Question

A set of 200 test scores are normally distributed with a mean of 70 and a standard deviation of 5. Approximately how many students scored between a 60 and an 80

Answer 1

Answer: About 191 students scored between a 60 and an 80.

Explanation:

Given : A set of 200 test scores are normally distributed with a mean of 70 and a standard deviation of 5.

i.e.
`\mu=70` and
`\sigma=5`

let x be the random variable that denotes the test scores.

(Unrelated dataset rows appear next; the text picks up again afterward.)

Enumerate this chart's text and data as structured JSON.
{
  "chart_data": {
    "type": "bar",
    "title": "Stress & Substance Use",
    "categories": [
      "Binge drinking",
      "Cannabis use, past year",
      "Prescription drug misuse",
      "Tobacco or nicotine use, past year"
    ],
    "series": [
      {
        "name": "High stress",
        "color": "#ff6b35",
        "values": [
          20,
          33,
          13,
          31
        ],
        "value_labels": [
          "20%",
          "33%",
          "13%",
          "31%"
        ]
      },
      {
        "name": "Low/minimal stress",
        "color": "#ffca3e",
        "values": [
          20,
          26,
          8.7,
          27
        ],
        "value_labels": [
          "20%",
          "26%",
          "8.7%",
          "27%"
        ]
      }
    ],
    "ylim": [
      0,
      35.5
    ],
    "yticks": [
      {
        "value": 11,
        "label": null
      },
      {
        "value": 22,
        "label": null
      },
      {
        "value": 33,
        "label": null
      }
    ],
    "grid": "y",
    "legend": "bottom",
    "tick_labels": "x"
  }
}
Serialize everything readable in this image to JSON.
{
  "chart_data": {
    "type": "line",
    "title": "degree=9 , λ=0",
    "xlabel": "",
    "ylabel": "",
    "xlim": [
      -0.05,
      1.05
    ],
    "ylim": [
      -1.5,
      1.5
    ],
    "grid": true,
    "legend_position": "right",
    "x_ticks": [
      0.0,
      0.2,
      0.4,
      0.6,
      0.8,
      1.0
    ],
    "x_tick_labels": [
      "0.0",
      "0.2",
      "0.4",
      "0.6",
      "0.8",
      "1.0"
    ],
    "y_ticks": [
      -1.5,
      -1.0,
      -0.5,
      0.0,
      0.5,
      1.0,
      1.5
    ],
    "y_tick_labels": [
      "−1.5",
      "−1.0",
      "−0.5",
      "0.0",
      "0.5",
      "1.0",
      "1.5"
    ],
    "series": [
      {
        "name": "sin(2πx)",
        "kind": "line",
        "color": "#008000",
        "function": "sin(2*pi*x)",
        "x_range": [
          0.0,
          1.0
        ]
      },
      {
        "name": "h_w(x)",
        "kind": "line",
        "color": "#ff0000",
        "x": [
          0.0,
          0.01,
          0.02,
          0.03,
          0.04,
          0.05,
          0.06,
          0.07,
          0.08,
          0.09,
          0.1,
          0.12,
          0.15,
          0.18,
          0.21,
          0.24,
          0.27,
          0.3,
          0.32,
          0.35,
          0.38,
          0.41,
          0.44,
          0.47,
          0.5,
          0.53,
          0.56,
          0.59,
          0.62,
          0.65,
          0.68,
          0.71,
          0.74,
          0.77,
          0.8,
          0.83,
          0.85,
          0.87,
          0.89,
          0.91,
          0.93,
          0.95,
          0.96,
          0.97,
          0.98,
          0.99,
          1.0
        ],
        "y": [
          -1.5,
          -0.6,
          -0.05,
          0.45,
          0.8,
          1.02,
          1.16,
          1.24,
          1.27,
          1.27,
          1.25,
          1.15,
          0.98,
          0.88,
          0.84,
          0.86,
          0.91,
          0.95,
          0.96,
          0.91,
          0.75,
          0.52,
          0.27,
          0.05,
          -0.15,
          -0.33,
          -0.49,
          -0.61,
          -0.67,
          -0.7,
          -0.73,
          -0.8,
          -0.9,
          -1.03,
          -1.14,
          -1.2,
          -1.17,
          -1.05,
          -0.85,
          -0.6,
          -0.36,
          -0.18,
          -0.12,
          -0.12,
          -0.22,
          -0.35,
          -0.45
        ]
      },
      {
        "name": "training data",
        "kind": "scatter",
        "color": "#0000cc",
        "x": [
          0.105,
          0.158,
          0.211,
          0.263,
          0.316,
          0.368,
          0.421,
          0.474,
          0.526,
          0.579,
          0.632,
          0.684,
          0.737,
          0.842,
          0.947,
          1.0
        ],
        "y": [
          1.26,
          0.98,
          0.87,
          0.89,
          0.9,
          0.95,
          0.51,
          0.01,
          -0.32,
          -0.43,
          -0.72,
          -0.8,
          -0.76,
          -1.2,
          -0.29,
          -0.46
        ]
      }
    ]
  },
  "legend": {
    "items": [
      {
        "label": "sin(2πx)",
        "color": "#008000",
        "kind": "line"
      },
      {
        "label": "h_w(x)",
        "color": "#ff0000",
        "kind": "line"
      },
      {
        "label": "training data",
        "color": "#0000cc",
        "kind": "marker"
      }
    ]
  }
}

Then, the probability that the students scored between a 60 and an 80 :

`P(60<x<80)=P((60-70)/(5)<(x-\mu)/(\sigma)<(80-70)/(5))\\\\=P(-2<z<2)\ \ [\because z=(x-\mu)/(\sigma)]\\\\=P(z<2)-P(z<-2)\ \ [\because\ P(z_1<Z<z_2)=P(Z<z_2)-P(Z<z_1)]\\\\=P(z<2)-(1-P(z<2))\ \ [\because\ P(Z<-z)=1-P(Z<z)]\\\\=2P(z<2)-1\\\\=2(0.9772)- 1 \ \ [\text{By z-table}]\\\\=0.9544`

The number of students scored between a 60 and an 80 = 0.9544 x 200

= 190.88 ≈ 191

Hence , about 191 students scored between a 60 and an 80.